First Author  Gonçalves LA Year  2013
Journal  Proc Natl Acad Sci U S A Volume  110
Issue  48 Pages  19531-6
PubMed ID  24218563 Mgi Jnum  J:202965
Mgi Id  MGI:5523712 Doi  10.1073/pnas.1306873110
Citation  Goncalves LA, et al. (2013) TREM2 governs Kupffer cell activation and explains belr1 genetic resistance to malaria liver stage infection. Proc Natl Acad Sci U S A 110(48):19531-6
abstractText  Plasmodium liver stage infection is a target of interest for the treatment of and vaccination against malaria. Here we used forward genetics to search for mechanisms underlying natural host resistance to infection and identified triggering receptor expressed on myeloid cells 2 (TREM2) and MHC class II molecules as determinants of Plasmodium berghei liver stage infection in mice. Locus belr1 confers resistance to malaria liver stage infection.

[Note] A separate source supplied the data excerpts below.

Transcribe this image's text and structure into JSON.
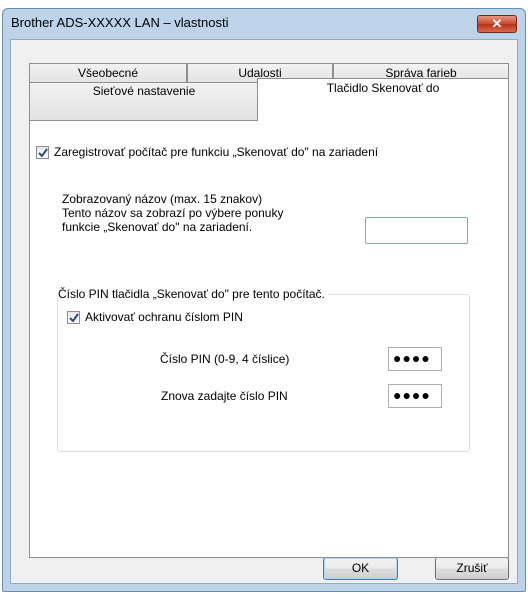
{
  "window": {
    "title": "Brother ADS-XXXXX LAN – vlastnosti",
    "close_label": "✕"
  },
  "tabs": {
    "row1": [
      "Všeobecné",
      "Udalosti",
      "Správa farieb"
    ],
    "row2": [
      "Sieťové nastavenie",
      "Tlačidlo Skenovať do"
    ],
    "active": "Tlačidlo Skenovať do"
  },
  "register": {
    "label": "Zaregistrovať počítač pre funkciu „Skenovať do\" na zariadení",
    "checked": true
  },
  "display_name": {
    "line1": "Zobrazovaný názov (max. 15 znakov)",
    "line2": "Tento názov sa zobrazí po výbere ponuky",
    "line3": "funkcie „Skenovať do\" na zariadení.",
    "value": ""
  },
  "pin_group": {
    "legend": "Číslo PIN tlačidla „Skenovať do\" pre tento počítač.",
    "protect_label": "Aktivovať ochranu číslom PIN",
    "protect_checked": true,
    "pin_label": "Číslo PIN (0-9, 4 číslice)",
    "pin_value": "●●●●",
    "repin_label": "Znova zadajte číslo PIN",
    "repin_value": "●●●●"
  },
  "buttons": {
    "ok": "OK",
    "cancel": "Zrušiť"
  },
  "colors": {
    "title_bar": "#bcd3ea",
    "close_button": "#c9482e",
    "check": "#2a4a8a"
  }
}
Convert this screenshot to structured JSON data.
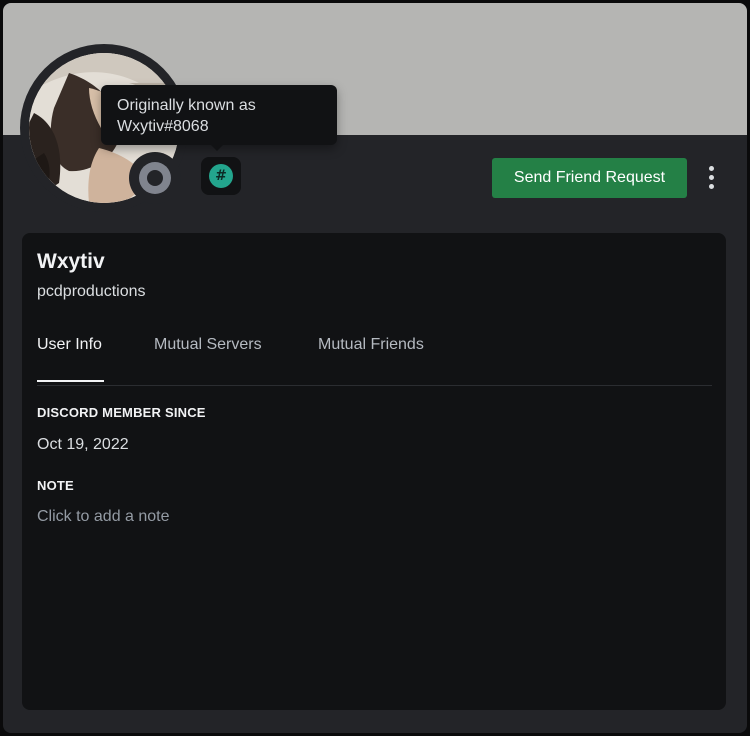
{
  "profile": {
    "display_name": "Wxytiv",
    "username": "pcdproductions",
    "status": "offline",
    "banner_color": "#b5b5b3"
  },
  "badge": {
    "icon": "hashtag-icon",
    "glyph": "#",
    "color": "#23a58d"
  },
  "tooltip": {
    "line1": "Originally known as",
    "line2": "Wxytiv#8068"
  },
  "actions": {
    "send_friend_request_label": "Send Friend Request",
    "button_color": "#248046",
    "more_icon": "more-vertical-icon"
  },
  "tabs": [
    {
      "label": "User Info",
      "active": true
    },
    {
      "label": "Mutual Servers",
      "active": false
    },
    {
      "label": "Mutual Friends",
      "active": false
    }
  ],
  "user_info": {
    "member_since_header": "Discord Member Since",
    "member_since_value": "Oct 19, 2022",
    "note_header": "Note",
    "note_placeholder": "Click to add a note",
    "note_value": ""
  }
}
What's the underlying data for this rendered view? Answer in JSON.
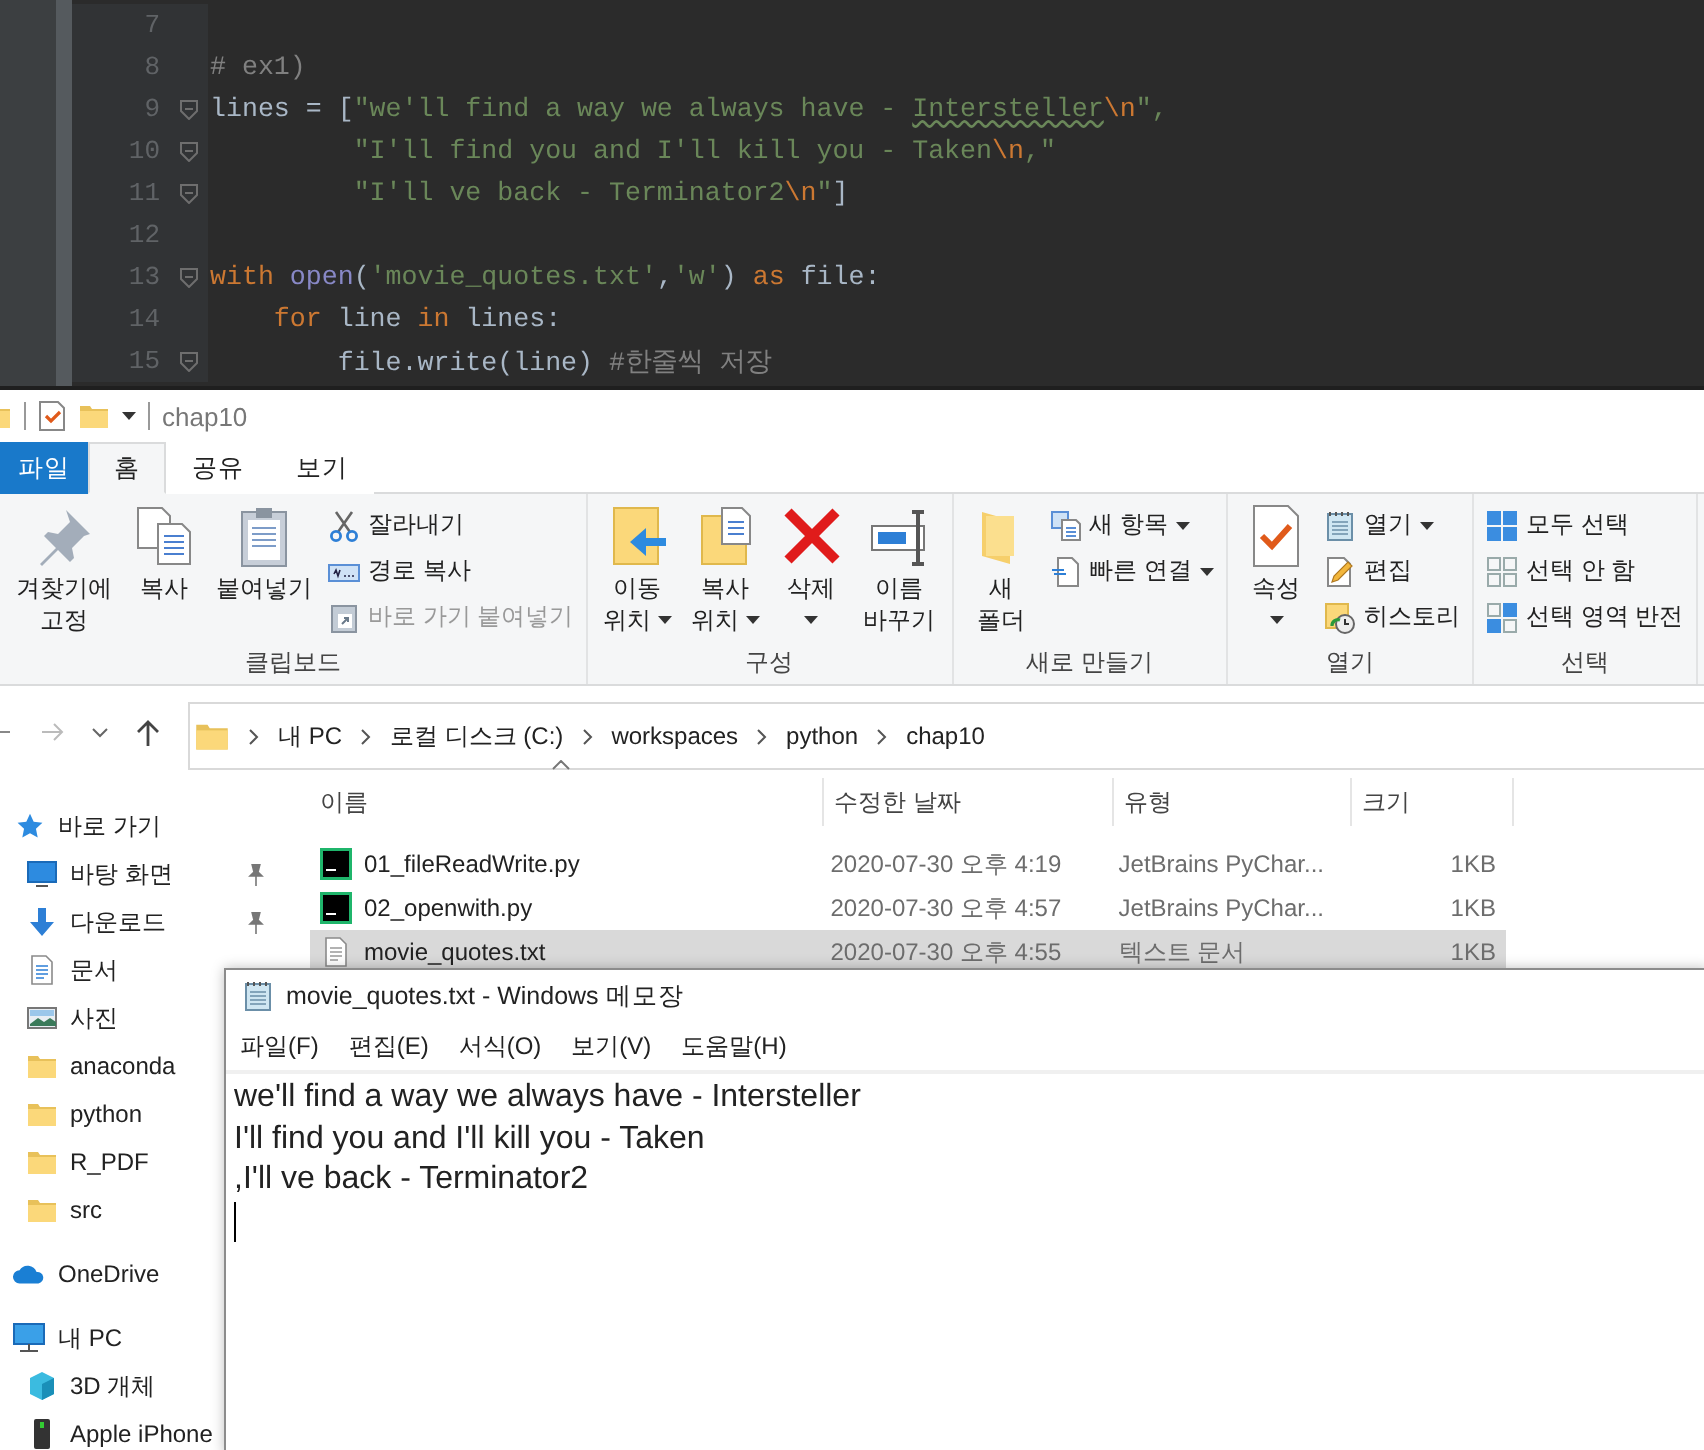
{
  "editor": {
    "lines": [
      {
        "number": "7",
        "fold": false
      },
      {
        "number": "8",
        "fold": false,
        "segments": [
          {
            "kind": "comment",
            "text": "# ex1)"
          }
        ]
      },
      {
        "number": "9",
        "fold": true,
        "segments": [
          {
            "kind": "plain",
            "text": "lines = ["
          },
          {
            "kind": "string",
            "text": "\"we'll find a way we always have - "
          },
          {
            "kind": "typo",
            "text": "Intersteller"
          },
          {
            "kind": "escape",
            "text": "\\n"
          },
          {
            "kind": "string",
            "text": "\","
          }
        ]
      },
      {
        "number": "10",
        "fold": true,
        "segments": [
          {
            "kind": "string",
            "text": "         \"I'll find you and I'll kill you - Taken"
          },
          {
            "kind": "escape",
            "text": "\\n"
          },
          {
            "kind": "string",
            "text": ",\""
          }
        ]
      },
      {
        "number": "11",
        "fold": true,
        "segments": [
          {
            "kind": "string",
            "text": "         \"I'll ve back - Terminator2"
          },
          {
            "kind": "escape",
            "text": "\\n"
          },
          {
            "kind": "string",
            "text": "\""
          },
          {
            "kind": "plain",
            "text": "]"
          }
        ]
      },
      {
        "number": "12",
        "fold": false
      },
      {
        "number": "13",
        "fold": true,
        "segments": [
          {
            "kind": "keyword",
            "text": "with "
          },
          {
            "kind": "builtin",
            "text": "open"
          },
          {
            "kind": "plain",
            "text": "("
          },
          {
            "kind": "string",
            "text": "'movie_quotes.txt'"
          },
          {
            "kind": "plain",
            "text": ","
          },
          {
            "kind": "string",
            "text": "'w'"
          },
          {
            "kind": "plain",
            "text": ") "
          },
          {
            "kind": "keyword",
            "text": "as "
          },
          {
            "kind": "plain",
            "text": "file:"
          }
        ]
      },
      {
        "number": "14",
        "fold": false,
        "segments": [
          {
            "kind": "keyword",
            "text": "    for "
          },
          {
            "kind": "plain",
            "text": "line "
          },
          {
            "kind": "keyword",
            "text": "in "
          },
          {
            "kind": "plain",
            "text": "lines:"
          }
        ]
      },
      {
        "number": "15",
        "fold": true,
        "segments": [
          {
            "kind": "plain",
            "text": "        file.write(line) "
          },
          {
            "kind": "comment",
            "text": "#한줄씩 저장"
          }
        ]
      }
    ]
  },
  "explorer": {
    "title": "chap10",
    "tabs": [
      {
        "label": "파일",
        "kind": "file",
        "selected": false
      },
      {
        "label": "홈",
        "kind": "tab",
        "selected": true
      },
      {
        "label": "공유",
        "kind": "tab",
        "selected": false
      },
      {
        "label": "보기",
        "kind": "tab",
        "selected": false
      }
    ],
    "ribbon": [
      {
        "label": "클립보드",
        "large": [
          {
            "lines": [
              "겨찾기에",
              "고정"
            ],
            "dropdown": false
          },
          {
            "lines": [
              "복사"
            ],
            "dropdown": false
          },
          {
            "lines": [
              "붙여넣기"
            ],
            "dropdown": false
          }
        ],
        "small": [
          {
            "label": "잘라내기",
            "disabled": false,
            "dropdown": false
          },
          {
            "label": "경로 복사",
            "disabled": false,
            "dropdown": false
          },
          {
            "label": "바로 가기 붙여넣기",
            "disabled": true,
            "dropdown": false
          }
        ]
      },
      {
        "label": "구성",
        "large": [
          {
            "lines": [
              "이동",
              "위치"
            ],
            "dropdown": true
          },
          {
            "lines": [
              "복사",
              "위치"
            ],
            "dropdown": true
          },
          {
            "lines": [
              "삭제"
            ],
            "dropdown": true
          },
          {
            "lines": [
              "이름",
              "바꾸기"
            ],
            "dropdown": false
          }
        ]
      },
      {
        "label": "새로 만들기",
        "large": [
          {
            "lines": [
              "새",
              "폴더"
            ],
            "dropdown": false
          }
        ],
        "small": [
          {
            "label": "새 항목",
            "disabled": false,
            "dropdown": true
          },
          {
            "label": "빠른 연결",
            "disabled": false,
            "dropdown": true
          }
        ]
      },
      {
        "label": "열기",
        "large": [
          {
            "lines": [
              "속성"
            ],
            "dropdown": true
          }
        ],
        "small": [
          {
            "label": "열기",
            "disabled": false,
            "dropdown": true
          },
          {
            "label": "편집",
            "disabled": false,
            "dropdown": false
          },
          {
            "label": "히스토리",
            "disabled": false,
            "dropdown": false
          }
        ]
      },
      {
        "label": "선택",
        "small": [
          {
            "label": "모두 선택",
            "disabled": false,
            "dropdown": false
          },
          {
            "label": "선택 안 함",
            "disabled": false,
            "dropdown": false
          },
          {
            "label": "선택 영역 반전",
            "disabled": false,
            "dropdown": false
          }
        ]
      }
    ],
    "breadcrumb": [
      "내 PC",
      "로컬 디스크 (C:)",
      "workspaces",
      "python",
      "chap10"
    ],
    "sidebar": [
      {
        "label": "바로 가기",
        "kind": "root",
        "pinned": false
      },
      {
        "label": "바탕 화면",
        "kind": "child",
        "pinned": true
      },
      {
        "label": "다운로드",
        "kind": "child",
        "pinned": true
      },
      {
        "label": "문서",
        "kind": "child",
        "pinned": false
      },
      {
        "label": "사진",
        "kind": "child"
      },
      {
        "label": "anaconda",
        "kind": "child"
      },
      {
        "label": "python",
        "kind": "child"
      },
      {
        "label": "R_PDF",
        "kind": "child"
      },
      {
        "label": "src",
        "kind": "child"
      },
      {
        "label": "OneDrive",
        "kind": "root"
      },
      {
        "label": "내 PC",
        "kind": "root"
      },
      {
        "label": "3D 개체",
        "kind": "child"
      },
      {
        "label": "Apple iPhone",
        "kind": "child"
      }
    ],
    "columns": [
      "이름",
      "수정한 날짜",
      "유형",
      "크기"
    ],
    "files": [
      {
        "name": "01_fileReadWrite.py",
        "date": "2020-07-30 오후 4:19",
        "type": "JetBrains PyChar...",
        "size": "1KB",
        "selected": false
      },
      {
        "name": "02_openwith.py",
        "date": "2020-07-30 오후 4:57",
        "type": "JetBrains PyChar...",
        "size": "1KB",
        "selected": false
      },
      {
        "name": "movie_quotes.txt",
        "date": "2020-07-30 오후 4:55",
        "type": "텍스트 문서",
        "size": "1KB",
        "selected": true
      }
    ]
  },
  "notepad": {
    "title": "movie_quotes.txt - Windows 메모장",
    "menu": [
      "파일(F)",
      "편집(E)",
      "서식(O)",
      "보기(V)",
      "도움말(H)"
    ],
    "lines": [
      "we'll find a way we always have - Intersteller",
      "I'll find you and I'll kill you - Taken",
      ",I'll ve back - Terminator2"
    ]
  }
}
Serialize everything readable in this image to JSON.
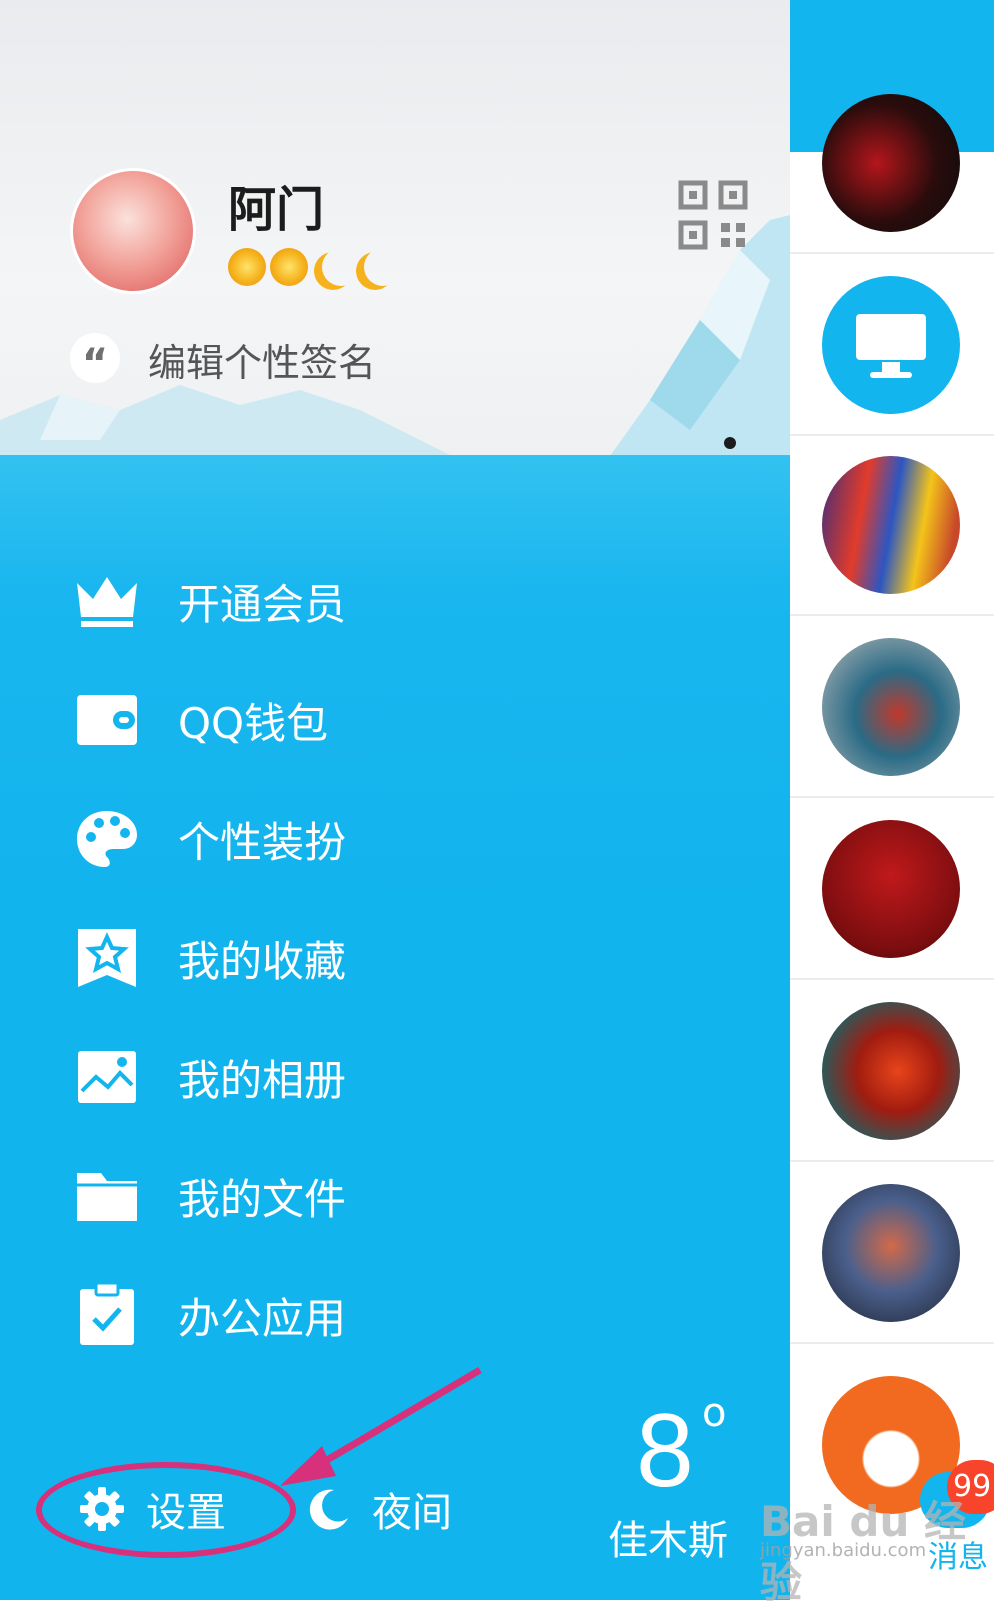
{
  "profile": {
    "nickname": "阿门",
    "signature": "编辑个性签名",
    "quote_glyph": "“"
  },
  "menu": {
    "items": [
      {
        "label": "开通会员",
        "icon": "crown-icon"
      },
      {
        "label": "QQ钱包",
        "icon": "wallet-icon"
      },
      {
        "label": "个性装扮",
        "icon": "palette-icon"
      },
      {
        "label": "我的收藏",
        "icon": "bookmark-star-icon"
      },
      {
        "label": "我的相册",
        "icon": "image-icon"
      },
      {
        "label": "我的文件",
        "icon": "folder-icon"
      },
      {
        "label": "办公应用",
        "icon": "clipboard-check-icon"
      }
    ]
  },
  "bottom": {
    "settings_label": "设置",
    "night_label": "夜间"
  },
  "weather": {
    "temperature": "8",
    "degree_symbol": "o",
    "city": "佳木斯"
  },
  "tabbar": {
    "messages_label": "消息",
    "badge": "99"
  },
  "watermark": {
    "brand": "Bai du 经验",
    "url": "jingyan.baidu.com"
  },
  "colors": {
    "accent": "#12b5ee",
    "annotation": "#d6317a",
    "badge": "#f7442a"
  }
}
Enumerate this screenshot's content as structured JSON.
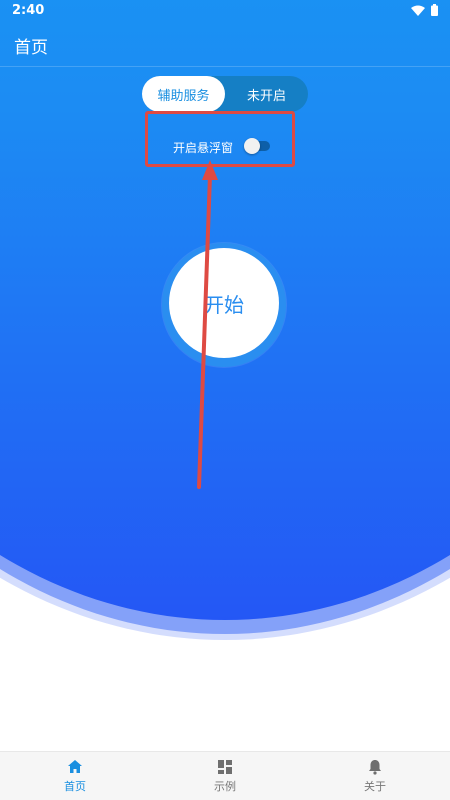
{
  "status_bar": {
    "time": "2:40"
  },
  "app_bar": {
    "title": "首页"
  },
  "segmented": {
    "options": [
      {
        "label": "辅助服务",
        "active": true
      },
      {
        "label": "未开启",
        "active": false
      }
    ]
  },
  "floating_window": {
    "label": "开启悬浮窗",
    "enabled": false
  },
  "start_button": {
    "label": "开始"
  },
  "bottom_nav": {
    "items": [
      {
        "label": "首页",
        "icon": "home-icon",
        "active": true
      },
      {
        "label": "示例",
        "icon": "grid-icon",
        "active": false
      },
      {
        "label": "关于",
        "icon": "bell-icon",
        "active": false
      }
    ]
  },
  "colors": {
    "primary": "#1a8fe0",
    "annotation": "#de4a43"
  }
}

The use of newly derived subcongenic mouse lines allowed to map belr1 to a 4-Mb interval on mouse chromosome 17 that contains the Trem2 gene. We show that Trem2 expression in the nonparenchymal liver cells closely correlates with resistance to liver stage infection, implicating TREM2 as a mediator of the belr1 genetic effect. Trem2-deficient mice are more susceptible to liver stage infection than their WT counterparts. We found that Kupffer cells are the principle cells expressing TREM2 in the liver, and that Trem2(-/-) Kupffer cells display altered functional activation on exposure to P. berghei sporozoites. TREM2 expression in Kupffer cells contributes to the limitation of parasite expansion in isolated hepatocytes in vitro, potentially explaining the increased susceptibility of Trem2(-/-) mice to liver stage infection. The MHC locus was also found to control liver parasite burden, possibly owing to the expression of MHC class II molecules in hepatocytes. Our findings implicate unexpected Kupffer-hepatocyte cross-talk in the control Plasmodium liver stage infection and demonstrate that TREM2 is involved in host responses against the malaria parasite.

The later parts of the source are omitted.